EXT file system comes with an interesting tool called debugfs. This can be used on mounted file system and can be used to track down IO related issues. Although, you require to do some calculation first to convert sector to block number of a specific partition before you can use debugfs.
The lowest sector number in the log was ‘331780864’. First I tracked down the partition where this sector lies. This can be done using fdisk -lu /dev/disk (Make sure to use -u, to ensure fdisk returns the sector numbers instead of cylinder number)
#fdisk -lu /dev/vda
Disk /dev/vda: 1342.2 GB, 1342177280000 bytes
16 heads, 63 sectors/track, 2600634 cylinders, total 2621440000 sectors
Units = sectors of 1 * 512 = 512 bytes
Sector size (logical/physical): 512 bytes / 512 bytes
I/O size (minimum/optimal): 512 bytes / 512 bytes
Disk identifier: 0x0002f013Device Boot Start End Blocks Id System
/dev/vda1 * 2048 411647 204800 83 Linux
/dev/vda2 411648 205211647 102400000 83 Linux
/dev/vda3 205211648 209307647 2048000 82 Linux swap / Solaris
/dev/vda4 209307648 2621439999 1206066176 83 Linux
Now, find the Start Number < Our Sector number to detect which block contains our desired sector. In our case, it is /dev/vda4. Once done, we need to numeric sector number specifically for this partition, which can be done by subtracting our sector number with start number of the partition. In our case:
331780864 – 209307648 = 122473216
That means, our sector lies in 122473216th sector of /dev/vda4.
Now find the block size by tune2fs:
# tune2fs -l /dev/vda4 | grep Block
Block count: 301516544
Block size: 4096
Blocks per group: 32768
In our case, it is 4096.
Now determine the size of the sectors by bytes. This is shown in fdisk output:
Sector size (logical/physical): 512 bytes / 512 bytes
From the two relations block/bytes and sector/bytes, find sector/block : 512 / 4096 = .125
Now, calculate the block number of 122473216th sector: 122473216 x .125 = 15309152
We can now use debugfs to determine what file we have on that block number as following:
debugfs /dev/vda4
On the debug prompt, type:
debugfs: icheck 15309152
Block Inode number
15309152 2611435
This will show the inode number of the desired file. Use the inode number to run:
debugfs: ncheck 15309152
Inode Pathname
15309152 /lost+found/#29938847
This will show you the desired file that is actually causing the issue. In my case, I could find files that were corrupted in some old fsck, were stored in lost+found and they were missing magic number/incomplete files. Once I had deleted all the files from lost+found, my issue was resolved. Viola!

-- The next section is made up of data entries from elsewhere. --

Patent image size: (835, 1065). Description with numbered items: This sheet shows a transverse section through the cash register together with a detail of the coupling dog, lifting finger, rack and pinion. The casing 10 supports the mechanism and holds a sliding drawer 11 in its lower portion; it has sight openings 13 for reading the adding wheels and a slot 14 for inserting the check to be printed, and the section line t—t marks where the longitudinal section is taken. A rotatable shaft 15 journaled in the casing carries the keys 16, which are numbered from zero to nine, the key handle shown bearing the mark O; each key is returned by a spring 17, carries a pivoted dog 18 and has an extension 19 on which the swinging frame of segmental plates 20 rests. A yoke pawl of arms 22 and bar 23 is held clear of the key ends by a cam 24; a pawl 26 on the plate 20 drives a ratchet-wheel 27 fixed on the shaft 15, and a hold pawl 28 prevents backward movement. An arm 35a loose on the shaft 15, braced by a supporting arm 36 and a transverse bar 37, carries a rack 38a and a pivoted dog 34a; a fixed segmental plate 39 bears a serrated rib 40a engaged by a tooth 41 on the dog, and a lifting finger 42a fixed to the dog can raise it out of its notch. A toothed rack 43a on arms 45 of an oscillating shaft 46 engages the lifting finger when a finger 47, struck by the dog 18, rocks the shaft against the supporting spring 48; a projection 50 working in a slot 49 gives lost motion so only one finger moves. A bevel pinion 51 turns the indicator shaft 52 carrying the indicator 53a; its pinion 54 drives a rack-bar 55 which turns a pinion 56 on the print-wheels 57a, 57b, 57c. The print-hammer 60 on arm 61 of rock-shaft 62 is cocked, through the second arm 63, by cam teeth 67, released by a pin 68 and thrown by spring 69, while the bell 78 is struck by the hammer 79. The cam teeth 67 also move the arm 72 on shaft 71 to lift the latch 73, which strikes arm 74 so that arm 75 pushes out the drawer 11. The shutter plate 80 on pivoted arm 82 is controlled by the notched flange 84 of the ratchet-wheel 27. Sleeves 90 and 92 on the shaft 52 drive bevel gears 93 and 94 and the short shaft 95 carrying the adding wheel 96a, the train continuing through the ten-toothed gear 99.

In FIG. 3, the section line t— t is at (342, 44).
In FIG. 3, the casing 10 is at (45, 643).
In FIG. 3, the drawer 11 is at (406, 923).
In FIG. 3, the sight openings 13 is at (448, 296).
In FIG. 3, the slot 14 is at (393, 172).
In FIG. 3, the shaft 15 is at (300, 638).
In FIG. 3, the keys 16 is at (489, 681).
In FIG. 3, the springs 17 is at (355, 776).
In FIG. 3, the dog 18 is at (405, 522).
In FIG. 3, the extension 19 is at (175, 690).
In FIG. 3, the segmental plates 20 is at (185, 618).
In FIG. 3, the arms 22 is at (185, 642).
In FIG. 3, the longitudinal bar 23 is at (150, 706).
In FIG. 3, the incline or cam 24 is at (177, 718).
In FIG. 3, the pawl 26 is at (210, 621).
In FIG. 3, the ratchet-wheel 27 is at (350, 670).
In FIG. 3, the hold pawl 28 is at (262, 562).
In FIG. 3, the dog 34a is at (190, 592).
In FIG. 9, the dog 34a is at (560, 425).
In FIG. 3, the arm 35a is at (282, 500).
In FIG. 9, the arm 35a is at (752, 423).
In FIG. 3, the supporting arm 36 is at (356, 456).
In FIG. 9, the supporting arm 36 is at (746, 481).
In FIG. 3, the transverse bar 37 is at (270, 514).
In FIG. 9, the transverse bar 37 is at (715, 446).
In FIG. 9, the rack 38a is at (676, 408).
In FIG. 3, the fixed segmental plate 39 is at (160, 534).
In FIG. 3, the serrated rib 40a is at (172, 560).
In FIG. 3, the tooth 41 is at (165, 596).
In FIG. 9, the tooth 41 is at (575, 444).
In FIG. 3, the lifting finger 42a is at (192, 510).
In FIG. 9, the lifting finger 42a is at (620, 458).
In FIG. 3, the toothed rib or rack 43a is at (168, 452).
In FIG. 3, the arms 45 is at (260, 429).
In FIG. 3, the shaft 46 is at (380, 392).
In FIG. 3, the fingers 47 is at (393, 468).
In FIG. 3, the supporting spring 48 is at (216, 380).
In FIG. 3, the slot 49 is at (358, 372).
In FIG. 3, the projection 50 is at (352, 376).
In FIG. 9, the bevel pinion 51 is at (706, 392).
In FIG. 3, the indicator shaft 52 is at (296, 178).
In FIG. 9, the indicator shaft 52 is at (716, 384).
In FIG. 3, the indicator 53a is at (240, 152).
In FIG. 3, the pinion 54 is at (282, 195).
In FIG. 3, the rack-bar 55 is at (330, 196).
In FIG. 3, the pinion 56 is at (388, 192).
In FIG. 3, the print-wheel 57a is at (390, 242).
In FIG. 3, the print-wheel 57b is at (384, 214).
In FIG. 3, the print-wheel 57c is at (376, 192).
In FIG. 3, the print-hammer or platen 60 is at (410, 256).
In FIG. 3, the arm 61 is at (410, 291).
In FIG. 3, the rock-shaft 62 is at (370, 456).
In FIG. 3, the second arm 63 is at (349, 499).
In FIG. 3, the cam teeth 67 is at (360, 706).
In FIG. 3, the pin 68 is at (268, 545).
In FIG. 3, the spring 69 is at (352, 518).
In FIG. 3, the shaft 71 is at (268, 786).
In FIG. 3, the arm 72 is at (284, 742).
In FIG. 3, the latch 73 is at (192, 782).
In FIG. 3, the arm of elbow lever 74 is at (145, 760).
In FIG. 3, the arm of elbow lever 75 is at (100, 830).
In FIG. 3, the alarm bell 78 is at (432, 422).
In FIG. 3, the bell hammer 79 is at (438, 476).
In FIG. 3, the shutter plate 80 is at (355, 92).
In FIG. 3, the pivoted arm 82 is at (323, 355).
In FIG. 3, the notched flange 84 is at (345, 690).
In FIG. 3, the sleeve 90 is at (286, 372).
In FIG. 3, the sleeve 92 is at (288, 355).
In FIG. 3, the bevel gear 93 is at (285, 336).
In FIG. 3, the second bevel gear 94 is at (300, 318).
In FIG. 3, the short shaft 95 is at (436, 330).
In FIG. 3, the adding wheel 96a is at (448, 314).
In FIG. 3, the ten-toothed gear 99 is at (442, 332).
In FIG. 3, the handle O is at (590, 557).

Excellent troubleshooting! Learned a lot here. Please do write more about any other troubleshooting you do as such.
And thanks a lot for sharing with everyone. 🙂
Excellent, thank you.
Just a small typo (with harsh consequence): in the last step, you copy the block number (15309152) instead of the inode number (2611435) to query ncheck.
Thanks again for this great procedure.
When files are put in lost+found the number they are given is the inode number so I suspect this is a paste error as it doesn’t match what debugfs is saying
When a file gets corrupted, it gets placed in the lost+found folder with its previous inode number. Hence, when it’s placed in the lost+found folder, it carries its previous inode number like the name with a ‘#’ in front but gets a new inode number. That’s what happened here. In my case, the issue was created by a file, that was previously shifted to lost+found by an fsck command. I had to delete the file, by tracking down that inode number to permanently fix the error. Hope this makes sense.

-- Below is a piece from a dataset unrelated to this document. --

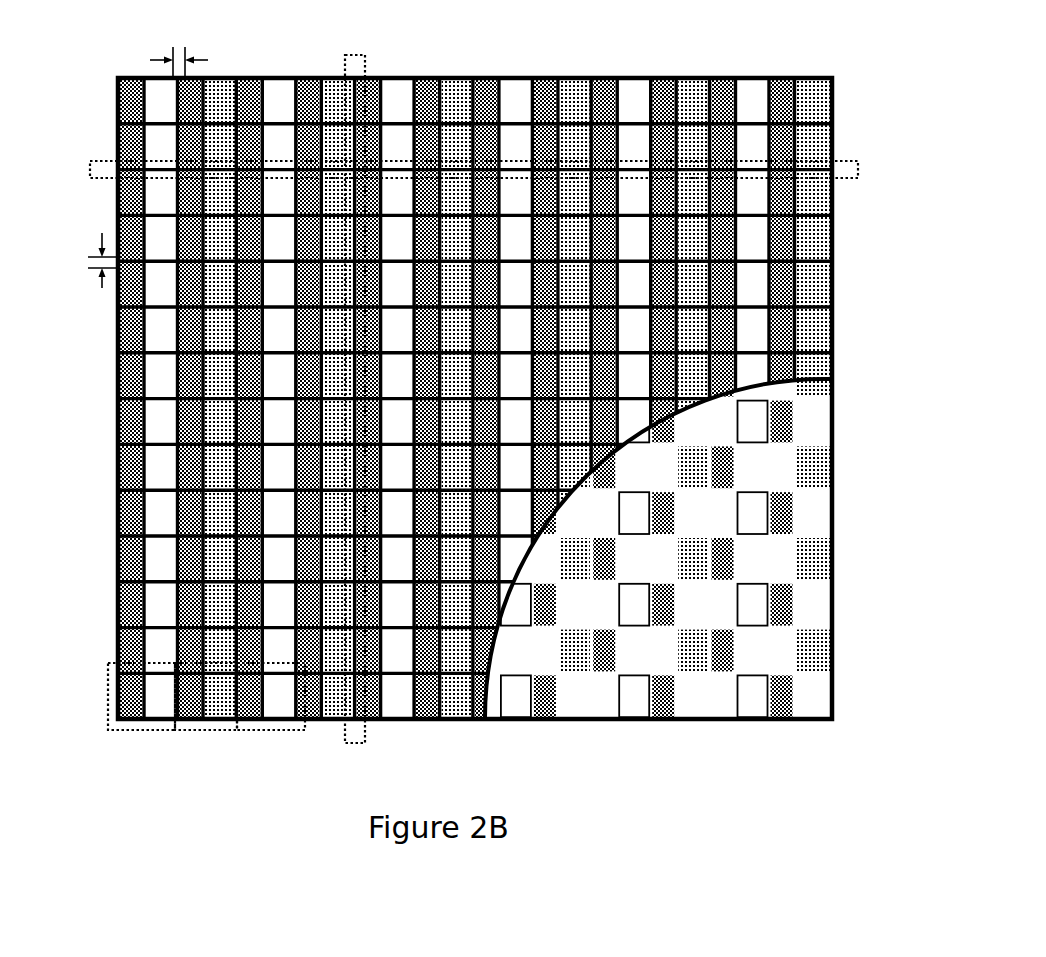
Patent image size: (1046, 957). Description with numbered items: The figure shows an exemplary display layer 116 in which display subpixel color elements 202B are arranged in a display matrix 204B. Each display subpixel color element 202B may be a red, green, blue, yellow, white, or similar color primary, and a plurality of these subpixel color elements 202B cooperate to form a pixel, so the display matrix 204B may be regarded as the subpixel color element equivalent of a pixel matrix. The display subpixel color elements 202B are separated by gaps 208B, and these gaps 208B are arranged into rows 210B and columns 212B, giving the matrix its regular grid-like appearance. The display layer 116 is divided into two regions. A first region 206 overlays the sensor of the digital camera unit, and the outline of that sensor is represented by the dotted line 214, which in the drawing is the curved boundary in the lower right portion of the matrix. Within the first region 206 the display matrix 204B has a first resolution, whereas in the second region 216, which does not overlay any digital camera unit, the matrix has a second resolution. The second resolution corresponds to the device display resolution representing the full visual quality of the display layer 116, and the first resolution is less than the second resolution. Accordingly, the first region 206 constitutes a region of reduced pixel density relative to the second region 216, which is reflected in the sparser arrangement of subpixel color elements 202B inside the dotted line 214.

When a file gets corrupted, it gets placed in the lost+found folder with its previous inode number. Hence, when it’s placed in the lost+found folder, it carries its previous inode number like the name with a ‘#’ in front but gets a new inode number. That’s what happened here. In my case, the issue was created by a file, that was previously shifted to lost+found by an fsck command. I had to delete the file, by tracking down that inode number to permanently fix the error. Hope this makes sense.